Could a new approach for treating lupus be under way?

An antibiotic or vaccine aimed at a gut bacterium suppresses lupus-like autoimmunity in mice

Categories: For Potential Participants, [Lupus, Lupus cause, Lupus vaccine, New lupus research]

Our intestine is colonized by a vast number of microbes, collectively referred to as the human microbiota. The microbiota is part of the gut barrier and helps our bodies by:

  • regulating the immune system
  • strengthening the gut
  • helping to digest food
  • protecting against infections.

An abnormal microbiota may affect our body by allowing foreign substances to leak from the gut into other parts of the body. There is some evidence that this, in turn, may initiate both local and systemic immune responses causing various diseases, including systemic lupus erythematosus.

A recent study at Yale University suggests that Enterococcus gallinarum, a bacterium found in the small intestines of humans and mice, can travel to other parts of the body such as the spleen, liver, and lymph nodes. The researchers discovered that, while invading other tissues, the bacterium can stir up lupus-like autoimmune problems. The findings were made in mice prone to developing an autoimmune disease because of their genetic makeup. The discoveries were later supported by observations in liver cells removed from healthy people and studied in a laboratory. This suggests that similar inflammatory processes to those in mice may take place in humans with a predisposition to autoimmune diseases.
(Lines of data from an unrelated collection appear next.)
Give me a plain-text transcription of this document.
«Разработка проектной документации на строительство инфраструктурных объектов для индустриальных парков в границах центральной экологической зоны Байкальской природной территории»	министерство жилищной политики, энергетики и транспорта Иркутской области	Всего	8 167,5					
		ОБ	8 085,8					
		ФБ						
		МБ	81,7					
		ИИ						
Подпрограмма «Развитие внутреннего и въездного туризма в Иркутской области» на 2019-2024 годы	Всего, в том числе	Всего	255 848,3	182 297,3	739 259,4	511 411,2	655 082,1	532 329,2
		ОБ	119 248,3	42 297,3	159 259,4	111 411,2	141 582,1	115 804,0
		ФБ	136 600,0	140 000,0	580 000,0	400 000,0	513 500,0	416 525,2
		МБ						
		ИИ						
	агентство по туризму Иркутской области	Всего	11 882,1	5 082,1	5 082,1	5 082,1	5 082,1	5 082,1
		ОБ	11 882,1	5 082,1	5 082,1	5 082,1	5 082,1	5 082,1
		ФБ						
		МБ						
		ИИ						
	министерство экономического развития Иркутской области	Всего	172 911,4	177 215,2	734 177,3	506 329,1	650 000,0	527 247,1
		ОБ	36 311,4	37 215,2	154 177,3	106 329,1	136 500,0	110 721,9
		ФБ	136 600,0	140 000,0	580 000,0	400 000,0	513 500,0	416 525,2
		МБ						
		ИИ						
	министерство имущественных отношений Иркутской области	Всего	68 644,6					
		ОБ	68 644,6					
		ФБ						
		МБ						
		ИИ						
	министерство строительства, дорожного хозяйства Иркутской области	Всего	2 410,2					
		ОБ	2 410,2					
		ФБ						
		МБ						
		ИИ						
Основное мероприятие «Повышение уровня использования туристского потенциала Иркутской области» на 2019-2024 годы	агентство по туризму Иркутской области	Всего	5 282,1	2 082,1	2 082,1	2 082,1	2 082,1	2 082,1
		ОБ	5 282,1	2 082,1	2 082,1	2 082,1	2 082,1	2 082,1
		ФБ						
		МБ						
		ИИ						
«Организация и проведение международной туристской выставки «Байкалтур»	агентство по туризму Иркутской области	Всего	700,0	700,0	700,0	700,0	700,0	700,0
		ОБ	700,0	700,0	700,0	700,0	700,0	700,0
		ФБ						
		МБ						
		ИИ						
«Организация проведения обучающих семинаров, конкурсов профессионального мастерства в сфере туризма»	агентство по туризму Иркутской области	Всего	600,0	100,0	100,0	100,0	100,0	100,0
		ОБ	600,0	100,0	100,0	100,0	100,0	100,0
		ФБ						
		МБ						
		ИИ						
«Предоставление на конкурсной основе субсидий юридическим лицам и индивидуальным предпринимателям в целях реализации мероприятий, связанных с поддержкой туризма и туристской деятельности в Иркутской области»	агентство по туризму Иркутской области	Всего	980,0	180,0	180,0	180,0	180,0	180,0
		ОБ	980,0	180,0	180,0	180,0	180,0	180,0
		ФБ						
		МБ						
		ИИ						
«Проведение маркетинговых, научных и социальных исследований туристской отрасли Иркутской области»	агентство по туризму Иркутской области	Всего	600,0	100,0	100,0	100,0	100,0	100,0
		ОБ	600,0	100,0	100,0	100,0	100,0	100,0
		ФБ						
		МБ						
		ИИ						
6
Further investigations showed that the autoimmune response in mice can be suppressed by specifically targeting Enterococcus gallinarum with an antibiotic or vaccine. By using either approach, the Yale team were able to reverse the effect of this bacterium on the immune system. Interestingly, the use of a vaccine against other types of bacteria did not stop autoimmunity or prevent mortality.

What’s next

Although further research needs to be done, these findings suggest that this bacterium may be relevant to autoimmune diseases and, more specifically, to serious conditions like autoimmune liver disease and systemic lupus erythematosus. This observation has also paved the way for future studies looking at whether the use of antibiotics and vaccines could benefit patients with autoimmune diseases.